LLMs have unique characteristics when it comes to inference compared to other types of ML models.

A. Sequential Token Generation

LLM inference is autoregressive by nature. In other words, the current token generation consumes results from the previous generation. This serial execution order until completion typically has a high latency, especially if the task is generation heavy (i.e generating a lot of tokens for the result).

Moreover, given the variable length of the generation, it is not possible to know the expected latency before execution. For example, consider the task of answering a question “what is the capital of France.” The latency of serving this request is going to be fundamentally different from a document summarisation task. This poses scheduling challenges depending on the workload.

B. Variable Sized Input Prompts

As we discussed in the first part of this blog series, there are different prompt templates (zero vs few shot) that users could leverage to get better results from their LLMs. These prompting techniques have different lengths and therefore directly affect the amount of work required to process the input by the model. This is because the standard attention layer in the transformer architecture scales quadratically with the number of tokens in terms of compute and memory requirements. Batching requests with different prompts can also be challenging. One strategy is to add extra padding to match the longest prompt, but this isn’t very efficient from a computation point of view.

C. Low Batch Size

LLM inference payloads typically have a low batch size (which is different from training and finetuning). With low batch size, it is expected that the computation is bottlenecked on IO and would suffer from low GPU utilization. This is not ideal as users want to make the most out of their expensive GPU provisioning.

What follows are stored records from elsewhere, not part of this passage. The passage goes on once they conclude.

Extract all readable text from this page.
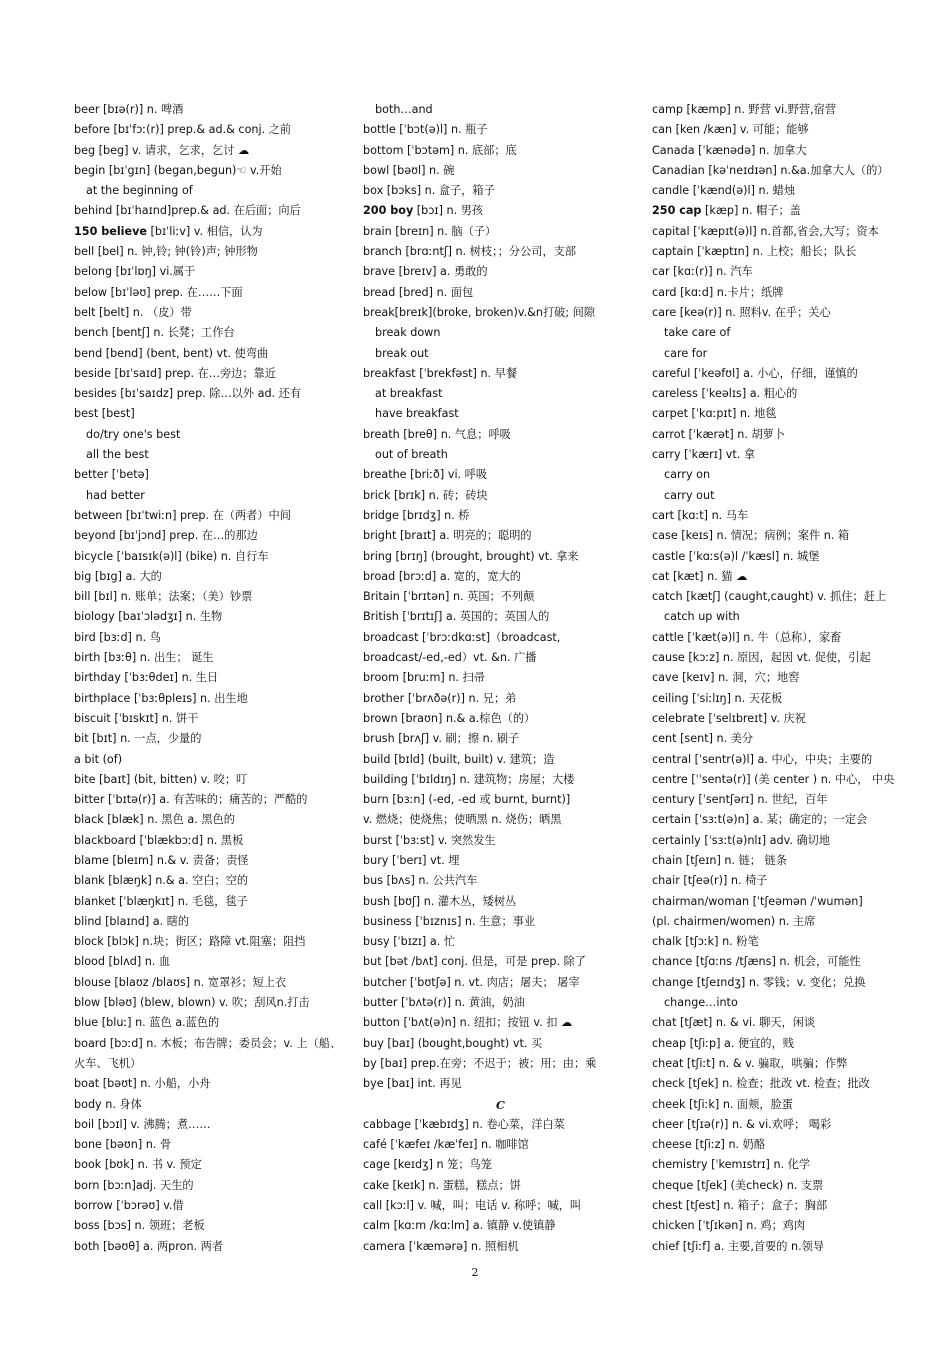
beer [bɪə(r)] n. 啤酒
before [bɪˈfɔː(r)] prep.& ad.& conj. 之前
beg [beg] v. 请求，乞求，乞讨 ☁
begin [bɪˈgɪn] (began,begun)☜ v.开始
at the beginning of
behind [bɪˈhaɪnd]prep.& ad. 在后面；向后
150 believe [bɪˈliːv] v. 相信，认为
bell [bel] n. 钟,铃; 钟(铃)声; 钟形物
belong [bɪˈlɒŋ] vi.属于
below [bɪˈləʊ] prep. 在……下面
belt [belt] n. （皮）带
bench [bentʃ] n. 长凳；工作台
bend [bend] (bent, bent) vt. 使弯曲
beside [bɪˈsaɪd] prep. 在…旁边；靠近
besides [bɪˈsaɪdz] prep. 除…以外 ad. 还有
best [best]
do/try one's best
all the best
better [ˈbetə]
had better
between [bɪˈtwiːn] prep. 在（两者）中间
beyond [bɪˈjɔnd] prep. 在…的那边
bicycle [ˈbaɪsɪk(ə)l] (bike) n. 自行车
big [bɪg] a. 大的
bill [bɪl] n. 账单；法案；（美）钞票
biology [baɪˈɔlədʒɪ] n. 生物
bird [bɜːd] n. 鸟
birth [bɜːθ] n. 出生； 诞生
birthday [ˈbɜːθdeɪ] n. 生日
birthplace [ˈbɜːθpleɪs] n. 出生地
biscuit [ˈbɪskɪt] n. 饼干
bit [bɪt] n. 一点，少量的
a bit (of)
bite [baɪt] (bit, bitten) v. 咬；叮
bitter [ˈbɪtə(r)] a. 有苦味的；痛苦的；严酷的
black [blæk] n. 黑色 a. 黑色的
blackboard [ˈblækbɔːd] n. 黑板
blame [bleɪm] n.& v. 责备；责怪
blank [blæŋk] n.& a. 空白；空的
blanket [ˈblæŋkɪt] n. 毛毯，毯子
blind [blaɪnd] a. 瞎的
block [blɔk] n.块；街区；路障 vt.阻塞；阻挡
blood [blʌd] n. 血
blouse [blaʊz /blaʊs] n. 宽罩衫；短上衣
blow [bləʊ] (blew, blown) v. 吹；刮风n.打击
blue [bluː] n. 蓝色 a.蓝色的
board [bɔːd] n. 木板；布告牌；委员会；v. 上（船、
火车、飞机）
boat [bəʊt] n. 小船，小舟
body n. 身体
boil [bɔɪl] v. 沸腾；煮……
bone [bəʊn] n. 骨
book [bʊk] n. 书 v. 预定
born [bɔːn]adj. 天生的
borrow [ˈbɔrəʊ] v.借
boss [bɔs] n. 领班；老板
both [bəʊθ] a. 两pron. 两者
both…and
bottle [ˈbɔt(ə)l] n. 瓶子
bottom [ˈbɔtəm] n. 底部；底
bowl [bəʊl] n. 碗
box [bɔks] n. 盒子，箱子
200 boy [bɔɪ] n. 男孩
brain [breɪn] n. 脑（子）
branch [brɑːntʃ] n. 树枝；；分公司，支部
brave [breɪv] a. 勇敢的
bread [bred] n. 面包
break[breɪk](broke, broken)v.&n打破; 间隙
break down
break out
breakfast [ˈbrekfəst] n. 早餐
at breakfast
have breakfast
breath [breθ] n. 气息；呼吸
out of breath
breathe [briːð] vi. 呼吸
brick [brɪk] n. 砖；砖块
bridge [brɪdʒ] n. 桥
bright [braɪt] a. 明亮的；聪明的
bring [brɪŋ] (brought, brought) vt. 拿来
broad [brɔːd] a. 宽的，宽大的
Britain [ˈbrɪtən] n. 英国；不列颠
British [ˈbrɪtɪʃ] a. 英国的；英国人的
broadcast [ˈbrɔːdkɑːst]（broadcast,
broadcast/-ed,-ed）vt. &n. 广播
broom [bruːm] n. 扫帚
brother [ˈbrʌðə(r)] n. 兄；弟
brown [braʊn] n.& a.棕色（的）
brush [brʌʃ] v. 刷；擦 n. 刷子
build [bɪld] (built, built) v. 建筑；造
building [ˈbɪldɪŋ] n. 建筑物；房屋；大楼
burn [bɜːn] (-ed, -ed 或 burnt, burnt)]
v. 燃烧；使烧焦；使晒黑 n. 烧伤；晒黑
burst [ˈbɜːst] v. 突然发生
bury [ˈberɪ] vt. 埋
bus [bʌs] n. 公共汽车
bush [bʊʃ] n. 灌木丛，矮树丛
business [ˈbɪznɪs] n. 生意；事业
busy [ˈbɪzɪ] a. 忙
but [bət /bʌt] conj. 但是，可是 prep. 除了
butcher [ˈbʊtʃə] n. vt. 肉店；屠夫； 屠宰
butter [ˈbʌtə(r)] n. 黄油，奶油
button [ˈbʌt(ə)n] n. 纽扣；按钮 v. 扣 ☁
buy [baɪ] (bought,bought) vt. 买
by [baɪ] prep.在旁；不迟于；被；用；由；乘
bye [baɪ] int. 再见
C
cabbage [ˈkæbɪdʒ] n. 卷心菜，洋白菜
café [ˈkæfeɪ /kæˈfeɪ] n. 咖啡馆
cage [keɪdʒ] n 笼；鸟笼
cake [keɪk] n. 蛋糕，糕点；饼
call [kɔːl] v. 喊，叫；电话 v. 称呼；喊，叫
calm [kɑːm /kɑːlm] a. 镇静 v.使镇静
camera [ˈkæmərə] n. 照相机
camp [kæmp] n. 野营 vi.野营,宿营
can [ken /kæn] v. 可能；能够
Canada [ˈkænədə] n. 加拿大
Canadian [kəˈneɪdɪən] n.&a.加拿大人（的）
candle [ˈkænd(ə)l] n. 蜡烛
250 cap [kæp] n. 帽子；盖
capital [ˈkæpɪt(ə)l] n.首都,省会,大写；资本
captain [ˈkæptɪn] n. 上校；船长；队长
car [kɑː(r)] n. 汽车
card [kɑːd] n.卡片；纸牌
care [keə(r)] n. 照料v. 在乎；关心
take care of
care for
careful [ˈkeəfʊl] a. 小心，仔细，谨慎的
careless [ˈkeəlɪs] a. 粗心的
carpet [ˈkɑːpɪt] n. 地毯
carrot [ˈkærət] n. 胡萝卜
carry [ˈkærɪ] vt. 拿
carry on
carry out
cart [kɑːt] n. 马车
case [keɪs] n. 情况；病例；案件 n. 箱
castle [ˈkɑːs(ə)l /ˈkæsl] n. 城堡
cat [kæt] n. 猫 ☁
catch [kætʃ] (caught,caught) v. 抓住；赶上
catch up with
cattle [ˈkæt(ə)l] n. 牛（总称），家畜
cause [kɔːz] n. 原因，起因 vt. 促使，引起
cave [keɪv] n. 洞，穴；地窖
ceiling [ˈsiːlɪŋ] n. 天花板
celebrate [ˈselɪbreɪt] v. 庆祝
cent [sent] n. 美分
central [ˈsentr(ə)l] a. 中心，中央；主要的
centre [ˈˈsentə(r)] (美 center ) n. 中心， 中央
century [ˈsentʃərɪ] n. 世纪，百年
certain [ˈsɜːt(ə)n] a. 某；确定的；一定会
certainly [ˈsɜːt(ə)nlɪ] adv. 确切地
chain [tʃeɪn] n. 链； 链条
chair [tʃeə(r)] n. 椅子
chairman/woman [ˈtʃeəmən /ˈwumən]
(pl. chairmen/women) n. 主席
chalk [tʃɔːk] n. 粉笔
chance [tʃɑːns /tʃæns] n. 机会，可能性
change [tʃeɪndʒ] n. 零钱；v. 变化；兑换
change…into
chat [tʃæt] n. & vi. 聊天，闲谈
cheap [tʃiːp] a. 便宜的，贱
cheat [tʃiːt] n. & v. 骗取，哄骗；作弊
check [tʃek] n. 检查；批改 vt. 检查；批改
cheek [tʃiːk] n. 面颊，脸蛋
cheer [tʃɪə(r)] n. & vi.欢呼； 喝彩
cheese [tʃiːz] n. 奶酪
chemistry [ˈkemɪstrɪ] n. 化学
cheque [tʃek] (美check) n. 支票
chest [tʃest] n. 箱子；盒子；胸部
chicken [ˈtʃɪkən] n. 鸡；鸡肉
chief [tʃiːf] a. 主要,首要的 n.领导
2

D. Attention Key-Value (KV) Cache

With autoregressive token generation, a common optimization is to keep a KV cache of previously generated tokens. This cache is used as input for the current token generation, helping to decrease unnecessary computation between steps.  While this KV caching requirement optimizes computation, it has a larger memory footprint, which can become substantial when handling several simultaneous requests. 

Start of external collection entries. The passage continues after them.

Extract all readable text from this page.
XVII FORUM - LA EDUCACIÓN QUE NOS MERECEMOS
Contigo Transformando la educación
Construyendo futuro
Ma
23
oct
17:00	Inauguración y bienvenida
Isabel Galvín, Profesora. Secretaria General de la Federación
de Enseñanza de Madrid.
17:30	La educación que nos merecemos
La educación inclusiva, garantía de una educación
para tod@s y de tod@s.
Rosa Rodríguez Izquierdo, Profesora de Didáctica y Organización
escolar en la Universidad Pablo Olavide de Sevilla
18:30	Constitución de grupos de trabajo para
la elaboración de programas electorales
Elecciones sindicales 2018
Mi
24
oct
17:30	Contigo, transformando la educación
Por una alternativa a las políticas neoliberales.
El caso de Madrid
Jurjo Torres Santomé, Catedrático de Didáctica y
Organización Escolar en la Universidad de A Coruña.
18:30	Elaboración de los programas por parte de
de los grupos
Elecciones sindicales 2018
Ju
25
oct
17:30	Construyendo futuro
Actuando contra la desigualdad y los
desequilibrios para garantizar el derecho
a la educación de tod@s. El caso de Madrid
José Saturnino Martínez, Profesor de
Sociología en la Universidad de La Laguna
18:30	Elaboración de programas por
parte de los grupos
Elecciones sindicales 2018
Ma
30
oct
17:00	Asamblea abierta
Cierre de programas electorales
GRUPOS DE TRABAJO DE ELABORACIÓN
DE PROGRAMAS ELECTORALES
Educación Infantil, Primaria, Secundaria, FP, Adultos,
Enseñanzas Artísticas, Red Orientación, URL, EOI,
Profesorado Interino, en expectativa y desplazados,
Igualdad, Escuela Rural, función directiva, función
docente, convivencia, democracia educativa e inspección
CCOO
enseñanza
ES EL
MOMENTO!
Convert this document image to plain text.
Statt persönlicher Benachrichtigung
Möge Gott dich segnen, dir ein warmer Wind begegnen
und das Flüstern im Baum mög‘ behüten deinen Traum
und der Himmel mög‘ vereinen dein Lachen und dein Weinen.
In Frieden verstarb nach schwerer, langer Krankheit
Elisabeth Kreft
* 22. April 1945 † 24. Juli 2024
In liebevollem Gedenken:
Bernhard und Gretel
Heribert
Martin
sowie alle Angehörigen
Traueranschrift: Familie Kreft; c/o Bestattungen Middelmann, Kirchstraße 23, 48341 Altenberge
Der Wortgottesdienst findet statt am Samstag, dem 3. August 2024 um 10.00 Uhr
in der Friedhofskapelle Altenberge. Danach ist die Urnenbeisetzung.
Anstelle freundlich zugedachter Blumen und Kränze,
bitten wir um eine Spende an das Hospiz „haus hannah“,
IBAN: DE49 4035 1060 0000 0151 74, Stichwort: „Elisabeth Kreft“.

Based on the above characteristics of LLM inference, there are two main challenges that we will discuss further: 

1) LLM Memory Requirement is a main bottleneck from deployment perspective, and it affects the choice of hardware that users need to provision. 

2) Scheduling Strategies would enable a better user experience and optimal hardware utilization. The different configuration choices for optimization depend on the application. 

For example, an interactive chat application requires a different setup from a document summarisation batch workload. If customers do not carefully choose the right setup, they are likely to end up either overprovisioning expensive GPU hardware or hurting the perceived latencies of end users. 

In general we argue that optimizing LLM deployment is a multidimensional optimization challenge that is use case dependent.

LLM Memory Optimization:

Current trends for LLMs are still pointing to larger models being better, as they have a larger capacity to learn with more parameters. GPT4 is likely to be in the trillion parameters range. It is unclear whether this trend is going to persist given that we are reaching the limits of training data. Nevertheless with a trillion parameters to load at inference time, this requires at least 2 TBs of GPU HBM (assuming fp16 precision). 

In addition to loading model parameters, users have to account for memory related to the attention layers calculation and cache management. The push for in-context learning in LLM applications such as retrieval augmented generation (RAG) adds more pressure on the memory requirement. 

Claude 2 allows for up to 100k tokens to be sent as an input prompt. Depending on the architecture, the memory requirement for a token in the KV cache can be in the order of 1 Megabyte. By extension, with many concurrent requests and big prompts, KV cache can easily get into the terabyte range.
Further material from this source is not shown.